Satgas PKH semestinya menertibkan 1.500 hektare lahan yang PT AMP kelola, lalu mengembalikan wilayah itu kepada pemilik hak ulayat dan memulihkan fungsi wilayah tersebut seperti semula. Menurut Wengky, tipologi penguasaan hutan ini begitu kompleks dan tidak mampu dijawab dengan Perpres No. 5 Tahun 2025. Dengan demikian, saat ini dibutuhkan UU Kehutanan yang baru.
Konflik Belum Tuntas
Permasalahan penertiban kawasan hutan juga terjadi di Provinsi Jambi.
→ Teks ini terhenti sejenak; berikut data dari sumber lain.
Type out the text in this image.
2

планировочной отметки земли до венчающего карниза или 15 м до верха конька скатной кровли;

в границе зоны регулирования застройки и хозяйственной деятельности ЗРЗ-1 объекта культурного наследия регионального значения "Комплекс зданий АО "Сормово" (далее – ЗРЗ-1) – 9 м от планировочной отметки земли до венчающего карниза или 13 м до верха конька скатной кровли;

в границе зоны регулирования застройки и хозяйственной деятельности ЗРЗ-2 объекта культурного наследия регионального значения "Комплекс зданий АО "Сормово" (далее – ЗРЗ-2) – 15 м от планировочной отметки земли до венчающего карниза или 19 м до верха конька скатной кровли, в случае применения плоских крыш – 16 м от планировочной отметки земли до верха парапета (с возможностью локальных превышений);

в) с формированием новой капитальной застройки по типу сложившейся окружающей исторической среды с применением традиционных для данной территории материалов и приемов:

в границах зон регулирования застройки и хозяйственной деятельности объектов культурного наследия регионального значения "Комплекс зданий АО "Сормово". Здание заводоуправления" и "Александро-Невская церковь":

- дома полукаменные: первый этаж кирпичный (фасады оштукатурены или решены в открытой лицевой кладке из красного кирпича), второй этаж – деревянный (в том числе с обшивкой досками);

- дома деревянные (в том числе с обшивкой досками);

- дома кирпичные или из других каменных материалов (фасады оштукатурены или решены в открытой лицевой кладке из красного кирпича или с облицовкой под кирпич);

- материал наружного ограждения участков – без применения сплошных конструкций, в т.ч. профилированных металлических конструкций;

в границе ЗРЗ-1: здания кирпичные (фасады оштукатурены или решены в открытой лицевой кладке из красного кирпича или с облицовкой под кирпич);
Manajer Advokasi Kajian Kampanye dan Organisasi Rakyat, Walhi Jambi Ginda Harahap mengatakan bahwa PT Agrinas melakukan penyegelan di wilayah tanaman industri.
Objek yang satgas segel berada di area yang masih dalam proses resolusi konflik agraria antara masyarakat dan perusahaan. Ginda menilai penyegelan ini tebang pilih. Sebab, wilayah yang tersegel justru merupakan kawasan yang selama ini telah diproteksi dan sedang dalam tahap penyelesaian konflik.
Tercatat saat ini ada 280 hektare lahan telah satgas segel. Padahal, lanjut Ginda, telah ada surat resmi dari PT Agrinas, dan masyarakat sedang menjalani proses sosialisasi terkait kerja sama dengan perusahaan tersebut.
PT Agrinas menawarkan skema bagi hasil dengan proporsi 40% untuk masyarakat dan 60% untuk perusahaan. Namun, seluruh proses pekerjaan ditanggungkan kepada masyarakat, tanpa pembagian tanggung jawab yang adil.
Menurut Ginda, satgas PKH gagal menempatkan diri sebagai alat korektif yang berpihak kepada rakyat. Ia menegaskan perlu upaya koreksi, dimulai dari pengakuan terhadap masyarakat sebagai pemilik sah kawasan, yang telah mereka kelola secara arif selama puluhan, bahkan ratusan tahun.